China continued building its Beidou navigation satellite constellation with a successful launch from the Xichang Satellite Launch Center on April 9, 2011.  The 20th CZ-3A rocket boosted Beidou 8 into an inclined geoysynchronous transfer orbit with a 55 degree inclination after lifting off from Pad 3 at 20:47 UTC.  Three-stage CZ-3A is capable of lifting more than 2.6 tonnes to the achieved orbit. 

China plans to launch another two-dozen Beidou satellites to complete its initial constelltion.  The campaign swelled China's launch totals last year, and the tempo will continue in 2011.

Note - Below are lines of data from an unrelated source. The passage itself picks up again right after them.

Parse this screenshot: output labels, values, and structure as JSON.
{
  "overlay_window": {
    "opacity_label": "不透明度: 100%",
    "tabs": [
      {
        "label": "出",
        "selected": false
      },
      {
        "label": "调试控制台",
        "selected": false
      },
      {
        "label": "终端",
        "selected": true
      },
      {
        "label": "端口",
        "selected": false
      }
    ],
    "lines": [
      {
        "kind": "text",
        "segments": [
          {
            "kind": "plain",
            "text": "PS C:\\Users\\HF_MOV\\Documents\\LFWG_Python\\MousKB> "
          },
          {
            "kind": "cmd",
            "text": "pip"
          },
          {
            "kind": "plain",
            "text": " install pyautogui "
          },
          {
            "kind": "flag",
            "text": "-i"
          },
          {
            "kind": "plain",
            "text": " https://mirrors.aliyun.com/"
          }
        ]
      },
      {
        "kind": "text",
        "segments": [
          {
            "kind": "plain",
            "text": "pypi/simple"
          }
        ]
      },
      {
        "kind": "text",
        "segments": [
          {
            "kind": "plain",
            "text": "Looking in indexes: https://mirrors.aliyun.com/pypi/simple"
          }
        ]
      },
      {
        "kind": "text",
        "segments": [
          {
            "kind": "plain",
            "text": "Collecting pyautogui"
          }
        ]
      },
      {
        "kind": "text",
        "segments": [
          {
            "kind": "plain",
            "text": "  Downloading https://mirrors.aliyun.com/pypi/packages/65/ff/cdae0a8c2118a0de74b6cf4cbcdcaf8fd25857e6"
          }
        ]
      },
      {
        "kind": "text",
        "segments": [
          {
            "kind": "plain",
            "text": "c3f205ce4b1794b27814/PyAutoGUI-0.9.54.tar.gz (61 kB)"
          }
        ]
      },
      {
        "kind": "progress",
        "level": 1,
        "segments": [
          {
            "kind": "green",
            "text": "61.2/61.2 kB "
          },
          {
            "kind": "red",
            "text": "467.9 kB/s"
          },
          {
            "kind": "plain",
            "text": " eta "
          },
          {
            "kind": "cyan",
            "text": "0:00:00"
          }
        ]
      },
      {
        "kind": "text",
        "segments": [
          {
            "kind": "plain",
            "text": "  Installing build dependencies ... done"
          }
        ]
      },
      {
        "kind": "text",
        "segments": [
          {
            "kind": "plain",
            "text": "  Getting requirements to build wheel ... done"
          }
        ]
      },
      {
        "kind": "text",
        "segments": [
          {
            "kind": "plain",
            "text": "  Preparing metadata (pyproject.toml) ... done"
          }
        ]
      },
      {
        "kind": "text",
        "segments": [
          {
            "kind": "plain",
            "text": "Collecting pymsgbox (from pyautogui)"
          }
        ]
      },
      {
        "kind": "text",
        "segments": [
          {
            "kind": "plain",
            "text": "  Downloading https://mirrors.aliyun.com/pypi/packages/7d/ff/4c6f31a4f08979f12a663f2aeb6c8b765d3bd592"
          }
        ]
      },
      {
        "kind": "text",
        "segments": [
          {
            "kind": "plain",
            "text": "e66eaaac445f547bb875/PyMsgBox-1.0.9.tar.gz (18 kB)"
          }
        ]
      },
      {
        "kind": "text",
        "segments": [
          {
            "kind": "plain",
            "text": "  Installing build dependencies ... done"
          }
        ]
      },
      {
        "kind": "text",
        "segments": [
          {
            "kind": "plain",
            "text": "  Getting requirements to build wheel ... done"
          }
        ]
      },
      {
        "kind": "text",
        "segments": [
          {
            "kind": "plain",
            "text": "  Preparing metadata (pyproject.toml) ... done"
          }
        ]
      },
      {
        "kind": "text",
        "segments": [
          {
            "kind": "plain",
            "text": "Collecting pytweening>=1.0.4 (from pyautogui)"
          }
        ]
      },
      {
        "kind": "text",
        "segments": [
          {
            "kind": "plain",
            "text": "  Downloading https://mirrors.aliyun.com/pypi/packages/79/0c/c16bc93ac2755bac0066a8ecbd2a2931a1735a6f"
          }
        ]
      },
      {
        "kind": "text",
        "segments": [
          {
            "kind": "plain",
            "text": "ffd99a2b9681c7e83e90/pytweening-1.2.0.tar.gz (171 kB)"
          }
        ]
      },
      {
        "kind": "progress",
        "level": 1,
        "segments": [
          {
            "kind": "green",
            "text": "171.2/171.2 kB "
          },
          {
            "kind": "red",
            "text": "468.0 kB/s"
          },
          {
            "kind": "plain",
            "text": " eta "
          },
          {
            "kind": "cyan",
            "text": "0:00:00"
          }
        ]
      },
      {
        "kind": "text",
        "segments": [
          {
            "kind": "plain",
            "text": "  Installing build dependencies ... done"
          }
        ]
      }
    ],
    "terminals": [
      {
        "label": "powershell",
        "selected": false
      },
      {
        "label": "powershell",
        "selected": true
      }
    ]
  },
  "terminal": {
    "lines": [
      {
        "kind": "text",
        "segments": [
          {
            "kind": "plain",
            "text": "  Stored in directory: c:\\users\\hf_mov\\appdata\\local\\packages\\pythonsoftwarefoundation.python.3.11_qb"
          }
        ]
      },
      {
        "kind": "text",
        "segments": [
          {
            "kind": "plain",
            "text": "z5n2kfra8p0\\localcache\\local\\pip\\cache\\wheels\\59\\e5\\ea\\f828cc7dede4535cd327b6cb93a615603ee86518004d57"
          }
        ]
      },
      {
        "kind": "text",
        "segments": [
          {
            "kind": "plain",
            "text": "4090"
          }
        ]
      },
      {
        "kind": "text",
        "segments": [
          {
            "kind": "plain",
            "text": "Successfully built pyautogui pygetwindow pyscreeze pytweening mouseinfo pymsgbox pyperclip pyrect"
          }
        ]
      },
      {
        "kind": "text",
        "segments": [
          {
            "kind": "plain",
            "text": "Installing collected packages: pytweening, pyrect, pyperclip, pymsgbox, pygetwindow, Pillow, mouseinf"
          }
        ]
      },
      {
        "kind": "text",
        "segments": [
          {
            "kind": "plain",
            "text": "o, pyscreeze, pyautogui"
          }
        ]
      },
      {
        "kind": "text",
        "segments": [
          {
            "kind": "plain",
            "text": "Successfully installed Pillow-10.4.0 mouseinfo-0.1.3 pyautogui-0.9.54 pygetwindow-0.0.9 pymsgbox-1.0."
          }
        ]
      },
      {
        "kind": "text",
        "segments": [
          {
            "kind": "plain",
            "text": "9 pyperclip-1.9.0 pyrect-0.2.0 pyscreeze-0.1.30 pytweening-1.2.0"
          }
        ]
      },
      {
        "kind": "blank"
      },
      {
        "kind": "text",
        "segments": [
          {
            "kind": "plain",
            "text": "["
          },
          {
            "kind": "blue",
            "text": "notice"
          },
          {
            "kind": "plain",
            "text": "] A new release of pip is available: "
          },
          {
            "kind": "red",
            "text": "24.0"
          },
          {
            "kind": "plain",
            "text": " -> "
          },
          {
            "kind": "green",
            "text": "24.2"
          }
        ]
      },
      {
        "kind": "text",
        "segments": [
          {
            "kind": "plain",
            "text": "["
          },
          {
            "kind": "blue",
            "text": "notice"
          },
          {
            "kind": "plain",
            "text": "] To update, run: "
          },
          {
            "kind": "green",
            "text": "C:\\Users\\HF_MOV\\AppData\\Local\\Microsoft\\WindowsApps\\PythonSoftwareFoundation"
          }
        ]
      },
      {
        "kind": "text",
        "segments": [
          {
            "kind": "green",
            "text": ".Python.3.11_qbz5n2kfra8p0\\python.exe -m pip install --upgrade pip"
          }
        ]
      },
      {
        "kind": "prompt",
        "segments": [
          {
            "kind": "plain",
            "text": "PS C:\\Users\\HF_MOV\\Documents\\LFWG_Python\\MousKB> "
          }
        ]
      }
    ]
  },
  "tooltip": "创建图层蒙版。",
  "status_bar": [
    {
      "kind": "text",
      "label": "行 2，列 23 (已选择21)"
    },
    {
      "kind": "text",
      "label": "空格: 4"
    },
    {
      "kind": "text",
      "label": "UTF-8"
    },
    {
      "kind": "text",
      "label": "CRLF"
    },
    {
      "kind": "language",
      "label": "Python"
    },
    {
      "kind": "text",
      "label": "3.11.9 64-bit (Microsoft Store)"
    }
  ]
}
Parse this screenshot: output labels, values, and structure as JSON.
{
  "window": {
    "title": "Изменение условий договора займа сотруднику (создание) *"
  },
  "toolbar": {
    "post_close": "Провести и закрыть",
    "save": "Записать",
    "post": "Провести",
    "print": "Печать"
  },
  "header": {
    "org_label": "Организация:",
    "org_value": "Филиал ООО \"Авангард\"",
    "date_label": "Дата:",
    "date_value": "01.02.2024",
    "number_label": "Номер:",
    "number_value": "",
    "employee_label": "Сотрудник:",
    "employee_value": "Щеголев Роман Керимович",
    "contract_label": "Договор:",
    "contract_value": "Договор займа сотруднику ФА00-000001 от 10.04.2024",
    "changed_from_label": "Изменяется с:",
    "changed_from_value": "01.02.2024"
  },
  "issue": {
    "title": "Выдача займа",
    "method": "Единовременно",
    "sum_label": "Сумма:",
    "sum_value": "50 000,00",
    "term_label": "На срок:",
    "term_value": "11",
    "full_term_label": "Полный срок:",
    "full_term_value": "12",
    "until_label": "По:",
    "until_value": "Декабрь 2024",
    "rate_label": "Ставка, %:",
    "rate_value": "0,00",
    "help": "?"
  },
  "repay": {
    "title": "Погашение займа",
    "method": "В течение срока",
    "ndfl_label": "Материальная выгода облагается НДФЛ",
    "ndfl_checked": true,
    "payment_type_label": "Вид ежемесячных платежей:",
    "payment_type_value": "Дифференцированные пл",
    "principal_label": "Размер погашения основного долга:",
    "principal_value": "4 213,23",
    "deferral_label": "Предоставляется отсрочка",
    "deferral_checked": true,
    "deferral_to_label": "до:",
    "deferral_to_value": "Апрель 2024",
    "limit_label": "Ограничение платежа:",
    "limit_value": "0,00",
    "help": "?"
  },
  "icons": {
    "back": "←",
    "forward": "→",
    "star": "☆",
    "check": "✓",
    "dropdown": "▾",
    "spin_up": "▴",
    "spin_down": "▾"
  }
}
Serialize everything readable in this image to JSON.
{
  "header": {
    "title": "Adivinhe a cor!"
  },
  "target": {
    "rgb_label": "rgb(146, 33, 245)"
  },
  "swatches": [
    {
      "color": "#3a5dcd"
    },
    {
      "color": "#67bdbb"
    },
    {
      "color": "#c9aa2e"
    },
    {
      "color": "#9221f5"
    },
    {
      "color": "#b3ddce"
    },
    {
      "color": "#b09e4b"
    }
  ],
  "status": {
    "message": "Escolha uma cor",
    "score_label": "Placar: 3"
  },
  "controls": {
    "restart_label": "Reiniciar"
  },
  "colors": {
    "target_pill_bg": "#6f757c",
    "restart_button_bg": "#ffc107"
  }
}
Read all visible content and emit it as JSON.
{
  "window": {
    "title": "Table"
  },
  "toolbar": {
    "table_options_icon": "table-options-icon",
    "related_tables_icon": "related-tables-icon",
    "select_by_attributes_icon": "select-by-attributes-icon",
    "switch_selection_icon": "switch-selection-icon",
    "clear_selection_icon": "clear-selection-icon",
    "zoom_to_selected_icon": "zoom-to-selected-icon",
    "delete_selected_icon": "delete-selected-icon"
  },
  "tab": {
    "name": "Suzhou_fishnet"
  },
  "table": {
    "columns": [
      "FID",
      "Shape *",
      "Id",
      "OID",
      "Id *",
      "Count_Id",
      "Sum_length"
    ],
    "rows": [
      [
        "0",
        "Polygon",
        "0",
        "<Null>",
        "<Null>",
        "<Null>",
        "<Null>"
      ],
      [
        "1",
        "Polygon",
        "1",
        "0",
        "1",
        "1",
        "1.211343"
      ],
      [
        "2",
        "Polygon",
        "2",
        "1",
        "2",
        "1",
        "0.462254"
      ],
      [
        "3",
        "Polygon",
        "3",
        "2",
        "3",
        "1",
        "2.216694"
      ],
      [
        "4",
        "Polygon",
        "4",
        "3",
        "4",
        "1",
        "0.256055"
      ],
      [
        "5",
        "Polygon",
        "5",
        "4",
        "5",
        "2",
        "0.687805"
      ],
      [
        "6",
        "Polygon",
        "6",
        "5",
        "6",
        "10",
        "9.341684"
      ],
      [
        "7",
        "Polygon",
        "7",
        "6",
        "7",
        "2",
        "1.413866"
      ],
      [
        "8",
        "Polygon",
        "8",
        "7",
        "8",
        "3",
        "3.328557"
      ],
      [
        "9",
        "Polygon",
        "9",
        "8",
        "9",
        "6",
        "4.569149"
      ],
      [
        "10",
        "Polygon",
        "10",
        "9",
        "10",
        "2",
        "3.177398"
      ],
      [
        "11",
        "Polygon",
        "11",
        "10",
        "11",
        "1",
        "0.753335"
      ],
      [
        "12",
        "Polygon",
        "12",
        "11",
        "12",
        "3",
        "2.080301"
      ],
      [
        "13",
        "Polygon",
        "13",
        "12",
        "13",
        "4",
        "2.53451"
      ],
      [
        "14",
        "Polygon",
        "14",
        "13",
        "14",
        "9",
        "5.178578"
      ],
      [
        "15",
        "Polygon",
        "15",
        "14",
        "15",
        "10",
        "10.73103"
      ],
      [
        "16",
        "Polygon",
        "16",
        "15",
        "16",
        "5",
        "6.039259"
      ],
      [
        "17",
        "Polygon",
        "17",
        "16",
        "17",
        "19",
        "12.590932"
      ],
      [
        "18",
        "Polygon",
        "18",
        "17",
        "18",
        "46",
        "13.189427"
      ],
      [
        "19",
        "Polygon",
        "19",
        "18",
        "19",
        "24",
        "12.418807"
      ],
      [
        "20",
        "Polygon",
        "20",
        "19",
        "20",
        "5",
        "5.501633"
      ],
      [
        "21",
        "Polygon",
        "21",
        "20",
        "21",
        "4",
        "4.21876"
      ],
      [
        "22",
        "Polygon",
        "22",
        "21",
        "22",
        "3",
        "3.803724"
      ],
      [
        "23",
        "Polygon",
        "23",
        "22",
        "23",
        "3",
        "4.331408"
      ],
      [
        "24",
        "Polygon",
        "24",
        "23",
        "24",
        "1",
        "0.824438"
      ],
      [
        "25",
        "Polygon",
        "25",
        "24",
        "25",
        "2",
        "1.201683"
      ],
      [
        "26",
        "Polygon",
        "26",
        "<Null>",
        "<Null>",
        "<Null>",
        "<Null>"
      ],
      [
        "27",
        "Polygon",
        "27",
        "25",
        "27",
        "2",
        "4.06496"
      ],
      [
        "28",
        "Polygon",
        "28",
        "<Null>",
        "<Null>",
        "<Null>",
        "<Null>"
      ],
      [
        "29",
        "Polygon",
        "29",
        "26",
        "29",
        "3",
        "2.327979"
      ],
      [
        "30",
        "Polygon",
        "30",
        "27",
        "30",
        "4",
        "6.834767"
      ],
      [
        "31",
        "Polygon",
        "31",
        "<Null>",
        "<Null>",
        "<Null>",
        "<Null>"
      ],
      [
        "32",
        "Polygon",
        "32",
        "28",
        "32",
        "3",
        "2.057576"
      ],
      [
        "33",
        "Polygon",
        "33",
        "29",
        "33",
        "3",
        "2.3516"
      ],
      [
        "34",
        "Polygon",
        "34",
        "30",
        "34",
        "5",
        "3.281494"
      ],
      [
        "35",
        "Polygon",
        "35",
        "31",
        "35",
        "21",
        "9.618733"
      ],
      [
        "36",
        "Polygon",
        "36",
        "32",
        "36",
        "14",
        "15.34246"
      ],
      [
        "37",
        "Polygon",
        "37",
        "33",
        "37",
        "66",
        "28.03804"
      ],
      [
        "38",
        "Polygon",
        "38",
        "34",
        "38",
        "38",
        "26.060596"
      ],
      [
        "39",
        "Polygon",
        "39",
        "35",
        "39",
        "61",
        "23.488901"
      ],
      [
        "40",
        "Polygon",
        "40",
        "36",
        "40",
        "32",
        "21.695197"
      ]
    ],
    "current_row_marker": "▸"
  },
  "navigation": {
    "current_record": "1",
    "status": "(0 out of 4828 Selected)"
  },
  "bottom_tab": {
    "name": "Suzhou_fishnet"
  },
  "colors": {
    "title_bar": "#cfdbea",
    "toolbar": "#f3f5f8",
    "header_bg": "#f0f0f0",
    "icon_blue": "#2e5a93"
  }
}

soytma21.jpg (5985 bytes)Soyuz-FG Launches Soyuz TMA-21 with ISS Crew

Soyuz TMA-21 with three crew for the International Space Station launched from Baikonur Cosmodrome's Area 1 Pad 5 on April 4, 2011.  A 2.5 stage Soyuz-FG launch vehicle boosted the 7.2 tonne spacecraft into orbit after a 22:18 UTC liftoff.     

On board the year's first crewed Soyuz were commander Alexander Samokutyaev, flight engineer Andrey Borisenko and NASA astronaut Ronald Garan.  Their Soyuz orbital module was named "Gagarin" in honor of the 50th anniversary of Yuri Gagarin's historic April 12, 1961 Vostok 1 orbital flight.